Would you eat in the house of someone who:

1. Lives an Orthodox lifestyle, but is openly a criminal, such as embezzling money? (Referring to crimes that are not only against secular law but also halacha)

2. Is openly gay, but keeps a kosher home? (We actually know someone who this would apply to.)

3. Does not keep kosher at all, but puts in the effort to learn about what you would require in order to eat there? I have a cousin who bought me new dishes and cookware, and learned the basics of (non-meat) kosher food requirements, so that I could visit her.

4. Is a close friend of yours who used to be religious and became extremely anti-religious? This person would have the knowledge of how to prepare kosher food for you, but would you be able to trust that they wouldn't purposely serve you something not kosher?

5. Lives an Orthodox lifestyle but says nasty things about other groups of Jews non-stop during the meal?

6. Keeps chumras that serve to prevent them from eating at almost anyone else's house, and feels they are "on a higher level" than anyone who doesn't keep these chumras? (chumras=customs not required by Jewish law, that are more strict than the already-extensive laws that we do follow.)

7. Lives an Orthodox lifestyle but didn't have any formal halachic learning, follows most laws because "someone told them to", and therefore may not actually know the details of kashrut?
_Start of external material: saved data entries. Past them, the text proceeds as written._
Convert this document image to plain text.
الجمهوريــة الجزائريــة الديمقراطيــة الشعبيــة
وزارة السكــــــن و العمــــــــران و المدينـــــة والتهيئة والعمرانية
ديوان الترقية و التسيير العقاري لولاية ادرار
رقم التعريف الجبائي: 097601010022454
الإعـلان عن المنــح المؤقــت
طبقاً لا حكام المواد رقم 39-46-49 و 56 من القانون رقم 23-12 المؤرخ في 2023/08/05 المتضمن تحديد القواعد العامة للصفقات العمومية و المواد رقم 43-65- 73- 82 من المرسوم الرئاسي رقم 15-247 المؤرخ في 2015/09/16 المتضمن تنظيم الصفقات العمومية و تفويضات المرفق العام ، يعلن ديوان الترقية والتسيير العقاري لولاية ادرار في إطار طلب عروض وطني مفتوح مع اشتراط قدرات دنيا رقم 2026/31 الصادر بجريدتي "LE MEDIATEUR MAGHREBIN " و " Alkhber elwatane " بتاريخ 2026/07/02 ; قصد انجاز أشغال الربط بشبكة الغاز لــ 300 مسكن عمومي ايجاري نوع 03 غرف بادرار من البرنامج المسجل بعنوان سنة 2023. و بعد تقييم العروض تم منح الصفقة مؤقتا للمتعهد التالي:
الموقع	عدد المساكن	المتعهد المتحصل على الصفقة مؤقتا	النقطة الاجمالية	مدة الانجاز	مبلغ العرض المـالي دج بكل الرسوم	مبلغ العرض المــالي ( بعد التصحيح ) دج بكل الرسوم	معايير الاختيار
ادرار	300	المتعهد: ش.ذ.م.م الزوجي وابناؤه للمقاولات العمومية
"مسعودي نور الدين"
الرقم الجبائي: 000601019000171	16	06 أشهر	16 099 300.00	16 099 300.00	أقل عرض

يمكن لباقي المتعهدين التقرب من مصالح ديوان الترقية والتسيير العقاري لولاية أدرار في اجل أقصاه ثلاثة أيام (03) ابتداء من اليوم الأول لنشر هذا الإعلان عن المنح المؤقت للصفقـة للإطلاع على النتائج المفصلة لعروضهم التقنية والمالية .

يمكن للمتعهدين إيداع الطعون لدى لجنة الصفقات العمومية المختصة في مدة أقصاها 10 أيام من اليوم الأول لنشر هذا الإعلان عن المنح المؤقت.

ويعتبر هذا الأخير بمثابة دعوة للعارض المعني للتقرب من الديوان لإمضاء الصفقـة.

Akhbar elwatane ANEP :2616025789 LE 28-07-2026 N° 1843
8. Lives an Orthodox lifestyle but is a bad cook? =-)


Esther said...

FYI, I have not actually been in situations #1, 2, and 4. i have been in all the other ones.

Ezzie said...

Interesting post.

1) No.
2) Hard to imagine facing that one; openly gay in a relationship, no. Gay but not acting on it (to knowledge), possibly yes?
3) Yes, if I think they can pull it off.
4) Depends on if I thought I could trust them to respect my beliefs.
5) Sadly, probably have way too many times.
6) See #5.
7) That's a lot of Orthodox people; if they seemed to have an understanding of what they can/can't do, sure. If not, not.
8) Yes, but I'll offer to make more. :)

Elisheva said...

1. If they cheat in business, what would stop them from deceiving others about how reliable their kashrut is?

2. I haven't been in this situation.

3. E, remember Cub Scout Camp and the ice cream (aka "milkshake")? The non-Jewish people running the camp sincerely wanted to accommodate us.

4. I thought you had a friend who was once observant and gave it up. If such a person is a friend, then you would be able to trust them to not give you non-kosher food since they know it matters to you.

5. I've sat through several Shabbat meals where more lashon hara was served than food by the ba'alat ha-bayit. Since then, even though she's a known "reliable" person in the community, I stopped accepting her invitations.

6. I'm sure I've eaten at people's houses who may not eat in my house since I'm not keeping all these chumrot, but it's sad since I can't return the invitation.

7. It's hard to spend time with religious robots b/c they seem to lack that critical thinking component which is so important in these situations. They may decide that something is not kosher since the ingredients were not purchased at the local kosher store.[Ironically, I know non-observant Jews who also operate under this assumption. With good intentions, they will purchase something from the store that begins with a "U" and I want to turn my nose up at it due to its poor quality.]

8. I can forgive bad cooking because the socializing is seasoning enough.